Face à l’ampleur de la situation, plusieurs ministres, des responsables administratifs locaux ainsi que le chef d’état-major des armées ont été dépêchés sur place.
Dans une intervention à la télévision publique, le vice-Premier ministre chargé de l’Administration du territoire et de la Décentralisation, Limane Mahamat, a assuré que « la situation est maîtrisée et reste sous contrôle ».
L’est du Tchad demeure régulièrement le théâtre de tensions entre cultivateurs autochtones sédentaires et éleveurs nomades arabes. Ces affrontements sont souvent liés à l’accès aux terres, au bétail et aux ressources en eau.
La proximité avec le Soudan, plongé dans une guerre civile depuis avril 2023, accentue également l’instabilité dans cette zone stratégique. Ce conflit a provoqué le déplacement de millions de personnes, dont près d’un million ont trouvé refuge au Tchad, selon l’ONU.

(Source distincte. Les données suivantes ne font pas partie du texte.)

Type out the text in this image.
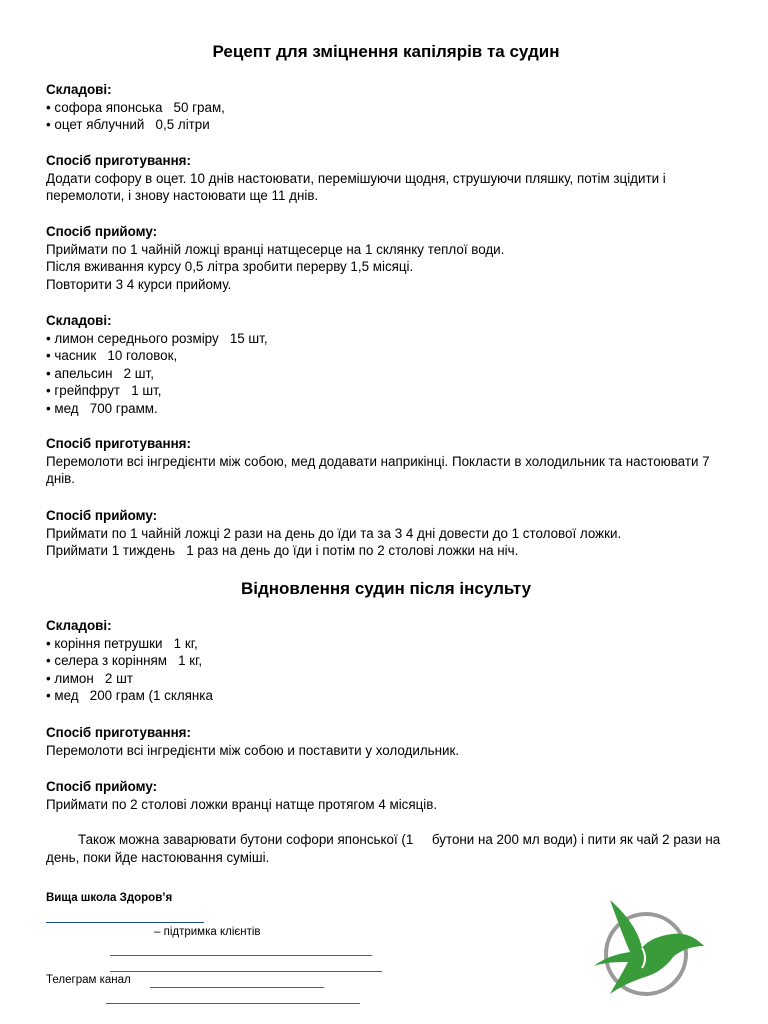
Рецепт для зміцнення капілярів та судин
Складові:
• софора японська   50 грам,
• оцет яблучний   0,5 літри
Спосіб приготування:
Додати софору в оцет. 10 днів настоювати, перемішуючи щодня, струшуючи пляшку, потім зцідити і перемолоти, і знову настоювати ще 11 днів.
Спосіб прийому:
Приймати по 1 чайній ложці вранці натщесерце на 1 склянку теплої води.
Після вживання курсу 0,5 літра зробити перерву 1,5 місяці.
Повторити 3 4 курси прийому.
Складові:
• лимон середнього розміру   15 шт,
• часник   10 головок,
• апельсин   2 шт,
• грейпфрут   1 шт,
• мед   700 грамм.
Спосіб приготування:
Перемолоти всі інгредієнти між собою, мед додавати наприкінці. Покласти в холодильник та настоювати 7 днів.
Спосіб прийому:
Приймати по 1 чайній ложці 2 рази на день до їди та за 3 4 дні довести до 1 столової ложки.
Приймати 1 тиждень   1 раз на день до їди і потім по 2 столові ложки на ніч.
Відновлення судин після інсульту
Складові:
• коріння петрушки   1 кг,
• селера з корінням   1 кг,
• лимон   2 шт
• мед   200 грам (1 склянка
Спосіб приготування:
Перемолоти всі інгредієнти між собою и поставити у холодильник.
Спосіб прийому:
Приймати по 2 столові ложки вранці натще протягом 4 місяців.
Також можна заварювати бутони софори японської (1     бутони на 200 мл води) і пити як чай 2 рази на день, поки йде настоювання суміші.
Вища школа Здоров’я
– підтримка клієнтів
Телеграм канал
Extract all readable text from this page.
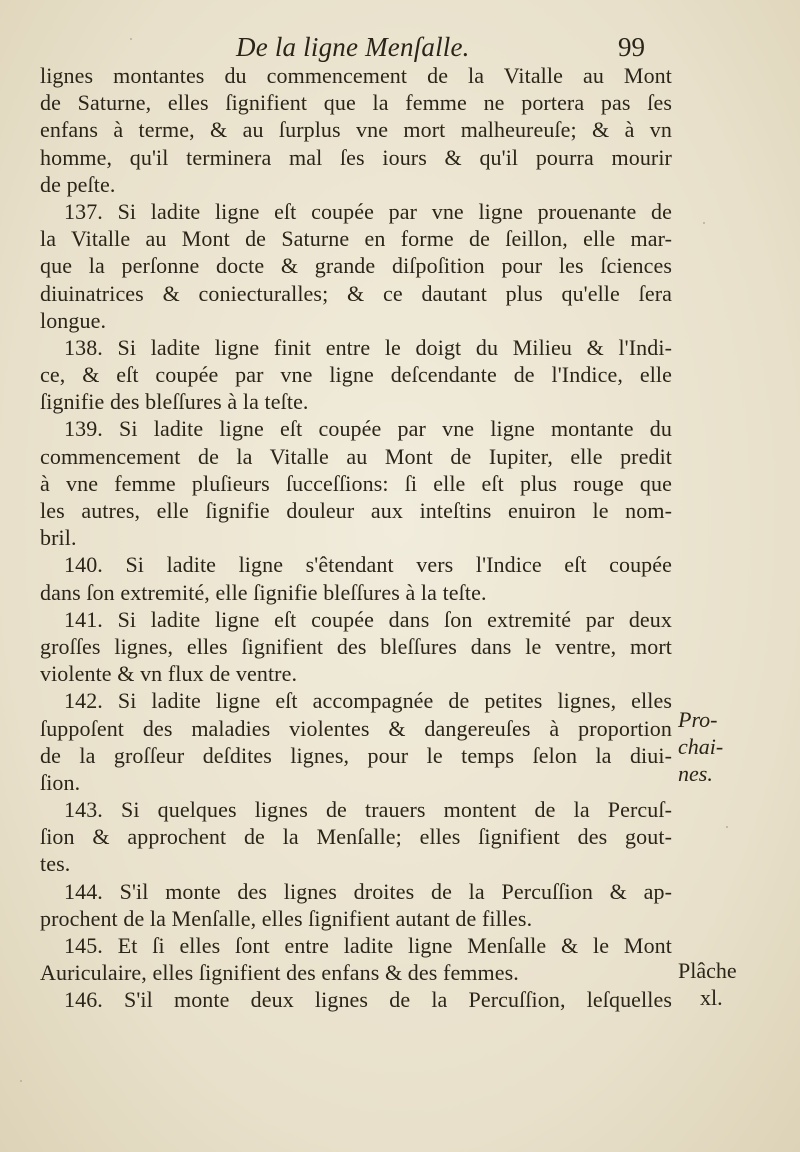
De la ligne Menſalle.	99
lignes montantes du commencement de la Vitalle au Mont
de Saturne, elles ſignifient que la femme ne portera pas ſes
enfans à terme, & au ſurplus vne mort malheureuſe; & à vn
homme, qu'il terminera mal ſes iours & qu'il pourra mourir
de peſte.
137. Si ladite ligne eſt coupée par vne ligne prouenante de
la Vitalle au Mont de Saturne en forme de ſeillon, elle mar-
que la perſonne docte & grande diſpoſition pour les ſciences
diuinatrices & coniecturalles; & ce dautant plus qu'elle ſera
longue.
138. Si ladite ligne finit entre le doigt du Milieu & l'Indi-
ce, & eſt coupée par vne ligne deſcendante de l'Indice, elle
ſignifie des bleſſures à la teſte.
139. Si ladite ligne eſt coupée par vne ligne montante du
commencement de la Vitalle au Mont de Iupiter, elle predit
à vne femme pluſieurs ſucceſſions: ſi elle eſt plus rouge que
les autres, elle ſignifie douleur aux inteſtins enuiron le nom-
bril.
140. Si ladite ligne s'êtendant vers l'Indice eſt coupée
dans ſon extremité, elle ſignifie bleſſures à la teſte.
141. Si ladite ligne eſt coupée dans ſon extremité par deux
groſſes lignes, elles ſignifient des bleſſures dans le ventre, mort
violente & vn flux de ventre.
142. Si ladite ligne eſt accompagnée de petites lignes, elles
ſuppoſent des maladies violentes & dangereuſes à proportion
de la groſſeur deſdites lignes, pour le temps ſelon la diui-
ſion.
143. Si quelques lignes de trauers montent de la Percuſ-
ſion & approchent de la Menſalle; elles ſignifient des gout-
tes.
144. S'il monte des lignes droites de la Percuſſion & ap-
prochent de la Menſalle, elles ſignifient autant de filles.
145. Et ſi elles ſont entre ladite ligne Menſalle & le Mont
Auriculaire, elles ſignifient des enfans & des femmes.
146. S'il monte deux lignes de la Percuſſion, leſquelles
Pro-
chai-
nes.
Plâche
xl.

Évoquant ces violences, le vice-Premier ministre a estimé qu’elles « résultent d’un contexte », en référence au conflit soudanais. Il a affirmé que les autorités feront tout pour éviter une propagation de cette crise sur le territoire tchadien.
Ce n’est pas la première fois qu’un conflit autour de l’eau tourne au drame dans le pays. En novembre dernier, au moins 33 personnes avaient déjà été tuées dans des affrontements similaires dans la province de Hadjer-Lamis.
Selon l’ONG International Crisis Group, les conflits agro-pastoraux ont fait plus d’un millier de morts et environ 2 000 blessés au Tchad entre 2021 et 2024.